Additionally, a working group comprised of health department staff and management will be created for the first time to work collaboratively on hiring, training, and other issues within the facility. The agreement was reached between city leaders and the unions representing workers at the hopstial, including SEIU 2021 and IFPTE Local 21.

"The new plan includes more staff, more comprehensive and effective training, and a workgroup of staff and management [which] are all steps in the right direction to improve care and accountability at the facility," said Theresa Rutherford, regional vice president of SEIU 1021, in a statement.

"We want to continue to work with the leaders of the [DPH] to fix persistent understaffing, restore cuts to supportive mental health programs, and invest in comprehensive, integrated services that address the complex mental and physical health needs of our residents," she said.

The deal is expected to be announced on Tuesday at a joint press conference between Supervisor Hillary Ronen, who in recent months authored two pieces of legislation to reverse the health department's proposal, hospital workers and ARF residents.

It follows a resolution introduced by Ronen and Supervisor Matt Haney last month directing the health department to rescind the 60-day relocation notices that ARF residents received in August.

In a separate effort, Ronen worked with nurses and mental health workers to introduce an ordinance requiring the City keep the Adult Residential Facility open and at full capacity. Both pieces of legislation were scheduled for a hearing at the Government Audit and Oversight Committee on Thursday.

Supervisor Rafael Mandelman also introduced an ordinance requiring the health department to open and fill all 55 ARF beds by June 30, 2021.

Workers at the hospital objected, however, insisting that immediate action was needed and that the proposed reductions to the ARF would jeopardize The City's already shrinking inventory of permanent mental health beds. They also warned that the relocation notices had destabilized some ARF clients.

The San Francisco Examiner first reported on the proposal to reduce capacity within the ARF, which health department officials said was chronically understaffed and plagued by issues, including with state regulatory issues, related to "staff behavior."

Frontline workers at the hospital said they were not to blame for problems within the ARF, and called out the health department for making the decision without a public process at a time when San Francisco is struggling to reform its mental health system.

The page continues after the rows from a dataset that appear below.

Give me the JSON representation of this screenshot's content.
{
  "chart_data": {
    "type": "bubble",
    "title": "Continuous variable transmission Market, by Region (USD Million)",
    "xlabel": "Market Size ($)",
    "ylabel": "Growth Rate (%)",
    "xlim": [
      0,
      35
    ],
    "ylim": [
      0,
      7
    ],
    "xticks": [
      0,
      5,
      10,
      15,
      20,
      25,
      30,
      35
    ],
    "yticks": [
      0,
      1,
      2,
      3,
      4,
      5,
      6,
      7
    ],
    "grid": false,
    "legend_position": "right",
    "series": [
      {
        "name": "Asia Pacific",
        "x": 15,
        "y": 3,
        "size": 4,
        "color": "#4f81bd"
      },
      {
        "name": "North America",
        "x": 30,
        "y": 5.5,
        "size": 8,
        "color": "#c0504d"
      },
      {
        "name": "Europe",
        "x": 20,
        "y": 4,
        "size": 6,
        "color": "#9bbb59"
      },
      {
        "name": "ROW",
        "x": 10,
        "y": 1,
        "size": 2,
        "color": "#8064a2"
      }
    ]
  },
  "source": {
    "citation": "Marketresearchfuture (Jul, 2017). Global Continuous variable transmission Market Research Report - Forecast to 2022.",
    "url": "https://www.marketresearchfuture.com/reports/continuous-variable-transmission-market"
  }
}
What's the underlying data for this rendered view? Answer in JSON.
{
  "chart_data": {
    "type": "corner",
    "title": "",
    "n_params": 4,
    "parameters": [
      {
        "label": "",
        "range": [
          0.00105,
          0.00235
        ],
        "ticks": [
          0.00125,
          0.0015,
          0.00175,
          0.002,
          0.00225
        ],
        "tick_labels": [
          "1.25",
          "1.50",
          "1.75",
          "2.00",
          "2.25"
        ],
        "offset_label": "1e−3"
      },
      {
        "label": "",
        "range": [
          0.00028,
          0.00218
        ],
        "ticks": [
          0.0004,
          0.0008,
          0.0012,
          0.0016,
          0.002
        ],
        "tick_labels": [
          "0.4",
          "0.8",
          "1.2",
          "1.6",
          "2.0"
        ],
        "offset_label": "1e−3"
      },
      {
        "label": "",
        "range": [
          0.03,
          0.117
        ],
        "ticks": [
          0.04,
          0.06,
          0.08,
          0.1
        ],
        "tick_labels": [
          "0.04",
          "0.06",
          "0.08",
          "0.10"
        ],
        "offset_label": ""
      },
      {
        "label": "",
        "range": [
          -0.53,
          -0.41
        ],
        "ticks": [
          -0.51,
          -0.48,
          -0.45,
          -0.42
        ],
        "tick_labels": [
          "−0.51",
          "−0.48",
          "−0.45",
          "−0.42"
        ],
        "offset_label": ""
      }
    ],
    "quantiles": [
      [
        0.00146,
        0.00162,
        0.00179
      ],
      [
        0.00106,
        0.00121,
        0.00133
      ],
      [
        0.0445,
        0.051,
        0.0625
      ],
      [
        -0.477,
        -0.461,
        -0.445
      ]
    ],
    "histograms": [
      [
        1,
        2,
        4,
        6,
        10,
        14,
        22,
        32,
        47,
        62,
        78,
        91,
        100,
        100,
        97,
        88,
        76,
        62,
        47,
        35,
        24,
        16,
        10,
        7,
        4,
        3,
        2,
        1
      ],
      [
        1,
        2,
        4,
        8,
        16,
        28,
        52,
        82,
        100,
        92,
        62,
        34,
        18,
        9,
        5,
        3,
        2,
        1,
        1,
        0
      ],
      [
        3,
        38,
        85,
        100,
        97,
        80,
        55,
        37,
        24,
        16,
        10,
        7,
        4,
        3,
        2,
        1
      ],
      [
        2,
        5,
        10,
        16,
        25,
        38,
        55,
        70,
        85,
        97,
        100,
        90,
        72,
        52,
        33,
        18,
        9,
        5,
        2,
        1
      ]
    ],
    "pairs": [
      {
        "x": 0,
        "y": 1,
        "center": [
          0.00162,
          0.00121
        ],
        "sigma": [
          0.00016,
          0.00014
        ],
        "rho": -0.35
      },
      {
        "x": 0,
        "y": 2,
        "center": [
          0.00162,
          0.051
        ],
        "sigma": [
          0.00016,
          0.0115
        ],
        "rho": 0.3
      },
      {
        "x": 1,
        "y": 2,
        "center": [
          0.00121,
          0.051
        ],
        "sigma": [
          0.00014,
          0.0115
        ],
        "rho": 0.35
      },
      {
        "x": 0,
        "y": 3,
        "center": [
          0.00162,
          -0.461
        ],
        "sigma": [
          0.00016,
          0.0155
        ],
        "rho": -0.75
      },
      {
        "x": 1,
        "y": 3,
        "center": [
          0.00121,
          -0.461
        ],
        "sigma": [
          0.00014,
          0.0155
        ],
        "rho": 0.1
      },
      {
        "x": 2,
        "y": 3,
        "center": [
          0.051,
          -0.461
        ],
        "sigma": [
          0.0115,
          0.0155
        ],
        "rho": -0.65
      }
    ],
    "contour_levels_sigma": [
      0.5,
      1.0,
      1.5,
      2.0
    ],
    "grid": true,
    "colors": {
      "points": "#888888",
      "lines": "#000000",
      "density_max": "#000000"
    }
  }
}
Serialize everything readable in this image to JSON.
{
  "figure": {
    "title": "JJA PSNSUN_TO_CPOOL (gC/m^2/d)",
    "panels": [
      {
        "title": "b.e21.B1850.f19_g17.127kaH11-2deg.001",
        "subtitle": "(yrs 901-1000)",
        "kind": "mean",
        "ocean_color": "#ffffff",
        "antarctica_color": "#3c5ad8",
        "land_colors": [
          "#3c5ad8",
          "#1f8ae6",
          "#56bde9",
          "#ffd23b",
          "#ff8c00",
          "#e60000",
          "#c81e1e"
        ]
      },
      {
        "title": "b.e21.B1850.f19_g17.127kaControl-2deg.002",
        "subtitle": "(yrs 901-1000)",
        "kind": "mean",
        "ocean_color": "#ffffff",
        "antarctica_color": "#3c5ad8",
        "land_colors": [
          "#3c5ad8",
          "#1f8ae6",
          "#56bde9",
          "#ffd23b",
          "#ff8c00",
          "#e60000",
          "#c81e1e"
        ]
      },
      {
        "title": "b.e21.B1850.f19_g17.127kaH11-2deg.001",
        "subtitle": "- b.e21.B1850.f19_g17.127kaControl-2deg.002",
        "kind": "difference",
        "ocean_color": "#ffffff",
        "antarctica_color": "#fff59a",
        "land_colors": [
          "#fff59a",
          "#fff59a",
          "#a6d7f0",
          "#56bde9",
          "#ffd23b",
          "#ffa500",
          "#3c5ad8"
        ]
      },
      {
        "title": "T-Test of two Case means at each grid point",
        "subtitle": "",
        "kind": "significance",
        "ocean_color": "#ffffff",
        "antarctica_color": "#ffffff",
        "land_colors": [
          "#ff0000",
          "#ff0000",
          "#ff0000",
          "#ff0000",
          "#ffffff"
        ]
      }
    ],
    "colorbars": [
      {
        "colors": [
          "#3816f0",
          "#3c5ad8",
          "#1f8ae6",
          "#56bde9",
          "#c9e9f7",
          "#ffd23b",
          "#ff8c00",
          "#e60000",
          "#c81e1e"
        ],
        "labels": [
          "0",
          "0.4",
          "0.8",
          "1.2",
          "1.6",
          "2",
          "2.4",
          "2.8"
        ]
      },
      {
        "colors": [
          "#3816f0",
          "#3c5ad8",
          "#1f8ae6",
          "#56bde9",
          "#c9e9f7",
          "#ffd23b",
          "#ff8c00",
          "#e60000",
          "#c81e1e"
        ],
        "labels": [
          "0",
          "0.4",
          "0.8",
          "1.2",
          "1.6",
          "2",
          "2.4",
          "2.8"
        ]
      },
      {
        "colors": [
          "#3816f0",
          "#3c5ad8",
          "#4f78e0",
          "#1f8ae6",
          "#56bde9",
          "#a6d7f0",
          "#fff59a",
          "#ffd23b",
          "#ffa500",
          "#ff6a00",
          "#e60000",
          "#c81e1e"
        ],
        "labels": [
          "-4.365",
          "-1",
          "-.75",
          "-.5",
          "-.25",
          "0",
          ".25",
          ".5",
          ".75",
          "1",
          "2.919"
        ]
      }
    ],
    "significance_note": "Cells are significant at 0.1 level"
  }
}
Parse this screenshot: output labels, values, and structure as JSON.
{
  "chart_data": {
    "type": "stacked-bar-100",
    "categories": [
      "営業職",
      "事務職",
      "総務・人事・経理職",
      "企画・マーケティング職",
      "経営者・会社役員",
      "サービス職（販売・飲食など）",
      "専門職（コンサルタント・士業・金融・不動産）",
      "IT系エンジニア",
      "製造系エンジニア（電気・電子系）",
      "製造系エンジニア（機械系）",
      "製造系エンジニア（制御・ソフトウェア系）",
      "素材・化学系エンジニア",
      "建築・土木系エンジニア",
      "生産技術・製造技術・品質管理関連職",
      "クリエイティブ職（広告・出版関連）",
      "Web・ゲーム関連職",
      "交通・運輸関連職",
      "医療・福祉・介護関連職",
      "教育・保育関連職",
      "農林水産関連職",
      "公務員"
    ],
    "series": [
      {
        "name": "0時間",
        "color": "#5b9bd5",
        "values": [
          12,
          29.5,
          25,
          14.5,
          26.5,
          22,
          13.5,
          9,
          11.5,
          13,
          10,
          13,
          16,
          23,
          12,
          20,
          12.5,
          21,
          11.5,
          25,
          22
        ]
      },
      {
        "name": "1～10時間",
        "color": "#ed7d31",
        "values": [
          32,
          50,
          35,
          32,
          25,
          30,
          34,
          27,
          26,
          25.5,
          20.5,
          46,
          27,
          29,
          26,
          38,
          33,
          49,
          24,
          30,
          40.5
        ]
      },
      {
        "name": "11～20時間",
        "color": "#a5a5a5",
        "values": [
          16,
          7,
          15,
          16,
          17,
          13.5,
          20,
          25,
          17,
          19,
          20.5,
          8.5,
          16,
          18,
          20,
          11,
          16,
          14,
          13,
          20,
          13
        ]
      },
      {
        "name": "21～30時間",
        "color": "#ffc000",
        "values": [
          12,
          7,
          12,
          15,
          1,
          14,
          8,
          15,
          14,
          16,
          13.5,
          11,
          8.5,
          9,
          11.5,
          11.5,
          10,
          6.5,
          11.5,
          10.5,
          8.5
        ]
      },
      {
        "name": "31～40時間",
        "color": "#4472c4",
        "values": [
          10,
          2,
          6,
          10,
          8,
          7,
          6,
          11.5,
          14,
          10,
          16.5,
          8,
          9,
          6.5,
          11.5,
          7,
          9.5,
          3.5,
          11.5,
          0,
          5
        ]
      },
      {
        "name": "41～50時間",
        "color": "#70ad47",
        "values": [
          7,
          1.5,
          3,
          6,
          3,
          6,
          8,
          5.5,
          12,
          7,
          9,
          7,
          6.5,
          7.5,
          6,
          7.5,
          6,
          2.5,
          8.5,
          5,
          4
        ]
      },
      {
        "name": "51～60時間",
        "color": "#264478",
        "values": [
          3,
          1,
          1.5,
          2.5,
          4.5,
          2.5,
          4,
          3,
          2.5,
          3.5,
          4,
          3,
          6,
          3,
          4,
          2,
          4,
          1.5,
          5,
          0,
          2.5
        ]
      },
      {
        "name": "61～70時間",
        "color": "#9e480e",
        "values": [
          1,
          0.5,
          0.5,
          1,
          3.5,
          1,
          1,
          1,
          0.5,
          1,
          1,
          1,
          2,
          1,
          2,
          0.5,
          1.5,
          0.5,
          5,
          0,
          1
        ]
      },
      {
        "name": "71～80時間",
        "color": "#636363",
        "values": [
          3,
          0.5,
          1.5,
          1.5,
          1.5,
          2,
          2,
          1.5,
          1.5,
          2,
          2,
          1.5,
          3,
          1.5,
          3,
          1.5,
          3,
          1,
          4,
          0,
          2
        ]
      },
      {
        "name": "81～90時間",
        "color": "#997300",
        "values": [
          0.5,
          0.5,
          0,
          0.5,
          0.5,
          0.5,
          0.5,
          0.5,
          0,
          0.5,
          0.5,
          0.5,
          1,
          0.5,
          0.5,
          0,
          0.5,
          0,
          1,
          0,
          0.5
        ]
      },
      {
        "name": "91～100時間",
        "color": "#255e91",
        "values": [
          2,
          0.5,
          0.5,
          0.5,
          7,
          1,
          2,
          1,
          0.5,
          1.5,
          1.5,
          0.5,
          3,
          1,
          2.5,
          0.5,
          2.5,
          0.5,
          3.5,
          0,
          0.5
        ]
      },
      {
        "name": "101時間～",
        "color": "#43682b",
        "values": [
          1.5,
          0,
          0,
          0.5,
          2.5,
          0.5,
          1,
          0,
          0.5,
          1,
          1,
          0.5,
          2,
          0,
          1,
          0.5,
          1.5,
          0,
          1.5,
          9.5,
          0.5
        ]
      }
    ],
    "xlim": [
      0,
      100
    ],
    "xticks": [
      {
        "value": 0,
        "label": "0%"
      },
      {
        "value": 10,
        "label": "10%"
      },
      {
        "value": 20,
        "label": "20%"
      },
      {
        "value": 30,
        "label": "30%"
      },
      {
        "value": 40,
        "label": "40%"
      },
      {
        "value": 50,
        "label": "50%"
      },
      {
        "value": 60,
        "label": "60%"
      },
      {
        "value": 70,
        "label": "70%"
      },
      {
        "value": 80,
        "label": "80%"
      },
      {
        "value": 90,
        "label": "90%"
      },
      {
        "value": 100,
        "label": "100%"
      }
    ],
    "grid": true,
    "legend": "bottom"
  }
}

The deal follows months of protests, during which hospital workers shut down a health commission meeting. A petition with more than 1,200 signatures on it was delivered to the commission to protest the ARF bed suspensions.

"I am so grateful to the mental health workers and nurses who alerted my office to what was happening, and who do so much every single day to fight for their patients' rights, health and safety," said Ronen in a statement. "It's because of them that we can celebrate this victory today, where no resident will be forcibly removed from their home, and where the City's critical long-term beds for mentally ill residents will be protected."